[79] La comtesse Marie de Boufflers-Rouvrel, née de Campar-Saujon était dame d'honneur de la duchesse d'Orléans. Elle devint veuve en 1764. Emprisonnée sous la Terreur, mais plus heureuse que sa belle-fille la duchesse de Lauzun, elle échappa à l'échafaud et mourut en 1800.
[80] Suzanne de Jarente, fille d'Alexandre du Jarente, marquis d'Orgeval, épousa le 1er février 1763 Alexandre Grimod de la Reynière qui, de simple charcutier, était devenu fermier général. Il amassa une fortune considérable, et se bâtit le superbe hôtel qui fait aujourd'hui le coin de la rue Boissy-d'Anglas et de l'avenue Gabriel. Cet hôtel, après avoir été affecté à l'ambassade de Russie, puis à celle de Turquie, appartient aujourd'hui au cercle de l'union artistique.—On sait que La Reynière s'était acquis la réputation d'un gourmet de premier ordre. Les festins que sa femme et lui donnaient dans leur hôtel sont restés célèbres.
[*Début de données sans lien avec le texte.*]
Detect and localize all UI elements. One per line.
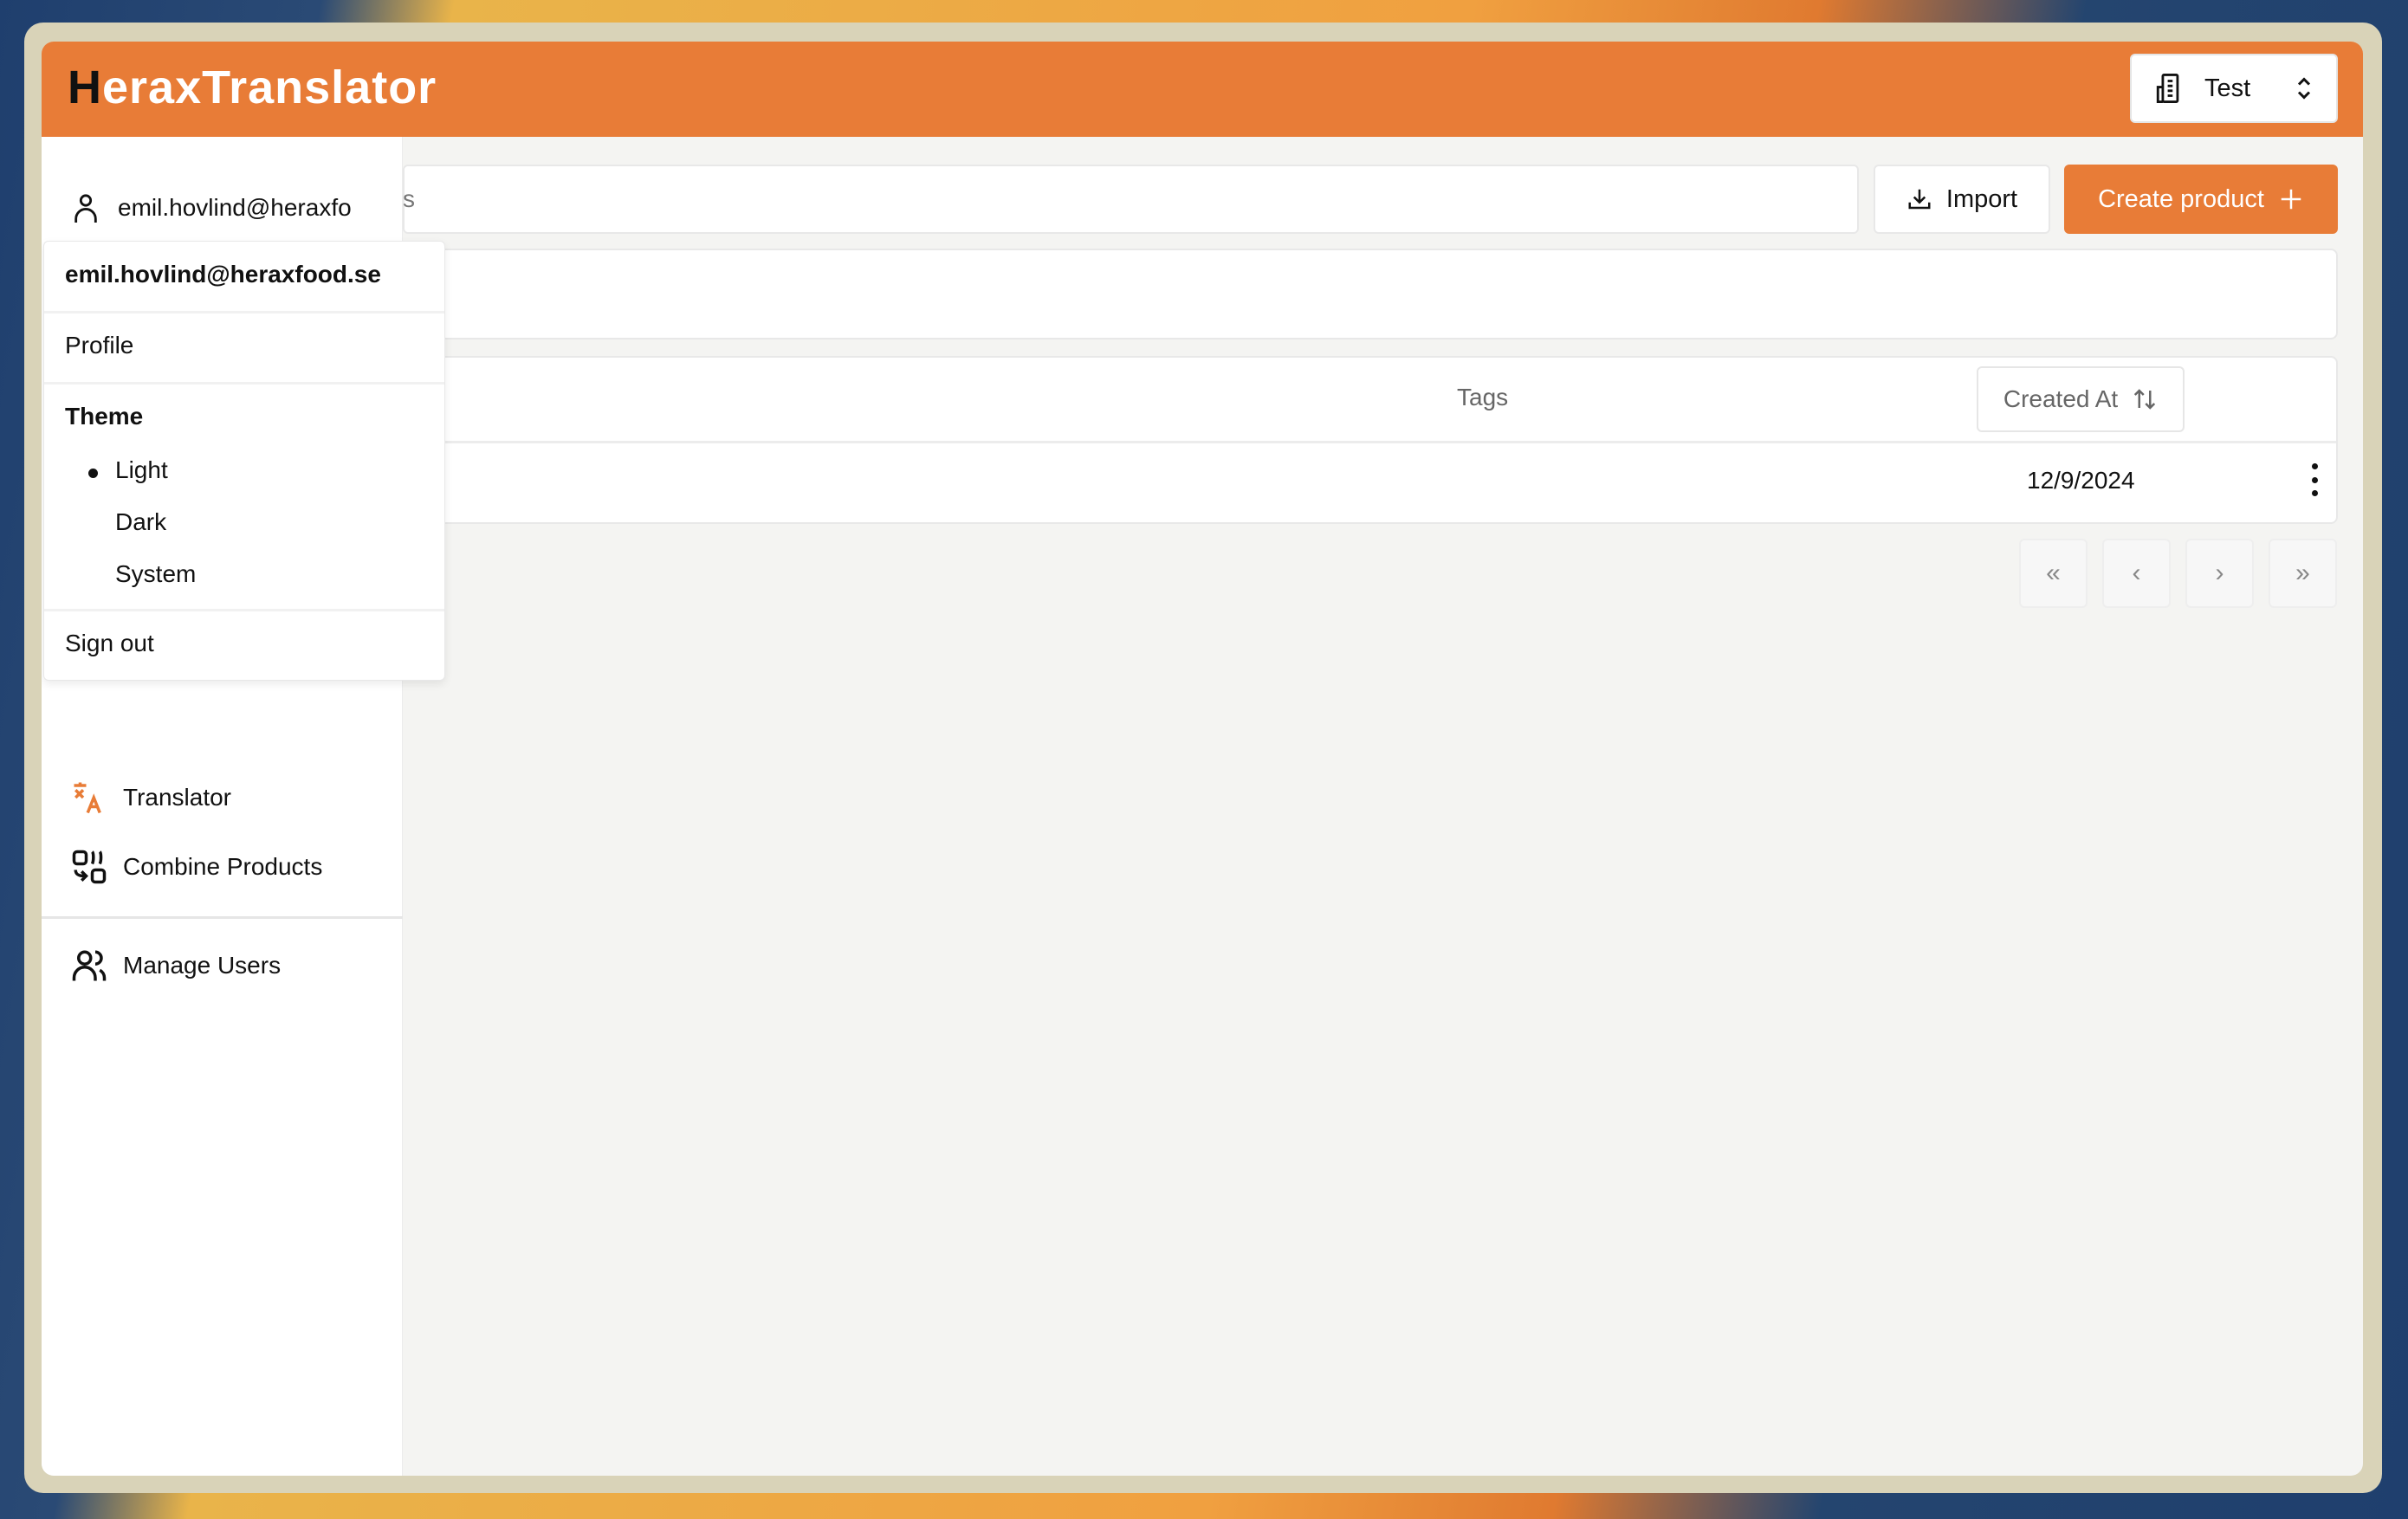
- menu-user-email: emil.hovlind@heraxfood.se: [65, 261, 381, 288]
- create-product-label: Create product: [2098, 184, 2264, 213]
- created-at-cell: 12/9/2024: [2027, 467, 2135, 494]
- combine-icon: [72, 850, 107, 884]
- row-actions-button[interactable]: [2301, 460, 2327, 500]
- sort-created-at-button[interactable]: Created At: [1977, 366, 2185, 432]
- import-label: Import: [1945, 184, 2018, 213]
- menu-item-theme-dark[interactable]: Dark: [115, 508, 166, 536]
- dot: [2311, 490, 2318, 496]
- languages-icon: [74, 782, 101, 814]
- import-button[interactable]: Import: [1874, 165, 2050, 234]
- sidebar-item-combine-products[interactable]: Combine Products: [71, 849, 322, 885]
- sidebar-item-label: Combine Products: [123, 853, 323, 880]
- user-icon: [74, 194, 97, 223]
- menu-item-theme-light[interactable]: Light: [115, 456, 168, 484]
- selected-radio-dot-icon: [88, 469, 98, 478]
- organization-selector[interactable]: Test: [2130, 54, 2338, 123]
- next-page-button[interactable]: ›: [2185, 539, 2254, 608]
- create-product-button[interactable]: Create product: [2064, 165, 2338, 234]
- menu-divider: [44, 609, 444, 611]
- sidebar-item-manage-users[interactable]: Manage Users: [71, 947, 281, 984]
- user-menu-trigger[interactable]: emil.hovlind@heraxfo: [42, 171, 403, 244]
- previous-page-button[interactable]: ‹: [2102, 539, 2171, 608]
- search-text: s: [403, 185, 415, 212]
- app-logo: HeraxTranslator: [68, 61, 437, 113]
- menu-divider: [44, 382, 444, 385]
- plus-icon: [2281, 189, 2301, 210]
- column-header-tags: Tags: [1457, 384, 1509, 410]
- header: HeraxTranslator Test: [42, 42, 2363, 137]
- building-icon: [2156, 74, 2179, 103]
- menu-item-theme-system[interactable]: System: [115, 560, 196, 588]
- organization-name: Test: [2204, 74, 2251, 102]
- dot: [2311, 476, 2318, 483]
- menu-item-sign-out[interactable]: Sign out: [65, 630, 154, 657]
- sidebar-divider: [42, 916, 403, 919]
- sidebar-item-label: Translator: [123, 784, 232, 811]
- sidebar-item-label: Manage Users: [123, 952, 282, 979]
- chevrons-up-down-icon: [2297, 77, 2311, 100]
- column-header-created-at: Created At: [2003, 385, 2119, 412]
- header-divider: [405, 441, 2336, 443]
- sort-arrows-icon: [2134, 389, 2156, 410]
- menu-theme-heading: Theme: [65, 403, 144, 430]
- download-icon: [1908, 189, 1931, 210]
- sidebar-item-translator[interactable]: Translator: [71, 779, 231, 816]
- user-dropdown-menu: emil.hovlind@heraxfood.se Profile Theme …: [43, 241, 445, 681]
- products-table: Tags Created At 12/9/2024: [403, 356, 2338, 524]
- users-icon: [72, 950, 107, 981]
- user-email: emil.hovlind@heraxfo: [118, 194, 352, 221]
- first-page-button[interactable]: «: [2019, 539, 2088, 608]
- last-page-button[interactable]: »: [2269, 539, 2337, 608]
- app-window: HeraxTranslator Test s Import Create pro…: [42, 42, 2363, 1476]
- dot: [2311, 463, 2318, 469]
- filter-panel: [403, 249, 2338, 339]
- search-input[interactable]: s: [403, 165, 1859, 234]
- menu-item-profile[interactable]: Profile: [65, 332, 133, 359]
- menu-divider: [44, 311, 444, 313]
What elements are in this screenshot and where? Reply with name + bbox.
[81] Béatrix de Choiseul-Stainville, sœur du duc de Choiseul, chanoinesse de Remiremont. En 1759 elle épousa Antoine duc de Gramont, gouverneur de Navarre. Elle monta sur l'échafaud en 1794 avec son amie la duchesse du Châtelet.
[82] Les deux frères Guillaume et Alexandre de Humboldt ont chacun illustré leur nom; le premier à la fois dans la politique et les lettres, l'autre dans la science. C'est du second, Alexandre, qu'il est ici question. Né en 1769, il parcourut longuement l'Amérique et l'Asie, et publia le récit de ses voyages; on a également de lui une foule d'écrits et de traités scientifiques, notamment le Cosmos. La géographie physique et la botanique ont fait grâce à lui des progrès signalés. Il mourut en 1859.
[83] Louise Duché, fille d'un premier avocat général près la cour des aides de Montpellier, épousa en 1741 Bénigne du Trousset d'Héricourt ancien intendant de la marine.
[84] Jean-François Marmontel, né à Bort (Limousin) en 1723. Sur les conseils de Voltaire, son maître et son ami, il travailla pour la scène, mais échoua complètement. Au contraire, ses contes moraux eurent un grand succès et lui valurent les félicitations de presque tous les souverains de l'Europe. Il fut nommé historiographe de France et entra à l'Académie. Il mourut en 1799.
[85] L'abbé François Arnaud, né en 1721, à Aubignon (Vaucluse). Il se lança avec ardeur dans le mouvement philosophique du xviiie siècle, et s'acquit une certaine célébrité par ses ouvrages. Il était de l'Académie française. Il mourut en 1784.
[86] L'abbé Bertrand, né en 1755, à Autun. Il étudia l'astronomie et fut nommé professeur de physique à Dijon. Il fut admis à l'académie de cette ville. Il entreprit avec d'Entrecasteaux un voyage autour du monde, mais il mourut en route, au cap de Bonne-Espérance (1792). Il a laissé divers traités scientifiques.
[87] Le comte Gustave de Creutz naquit en Suède en 1736. Ministre de Suède à Madrid en 1753, puis à Paris où il resta vingt ans. Son salon devint l'un des centres de réunion les plus recherchés des philosophes et des gens de lettres. En 1783, le roi Gustave III le rappela à Stockholm, et le nomma sénateur et ministre des affaires étrangères. Il mourut deux ans après.
[88] Joseph de Rigaud, comte de Vaudreuil, d'une très vieille famille du Languedoc, né en 1740. Il vécut longtemps à Versailles, fréquentant le salon de madame de Polignac et la société de la reine. Il se lia avec le comte d'Artois qu'il accompagna en 1782 au siège de Gibraltar. Il tenait maison ouverte dans sa résidence de Gennevilliers et y recevait souvent M. de Talleyrand. Il émigra avec le comte d'Artois, s'établit à Londres en 1799, revint à Paris à la Restauration, fut nommé pair de France en 1814 et mourut en 1817. On a publié sa correspondance avec le comte d'Artois (Paris 1889, 2 vol. in-8°. L. Pingaud).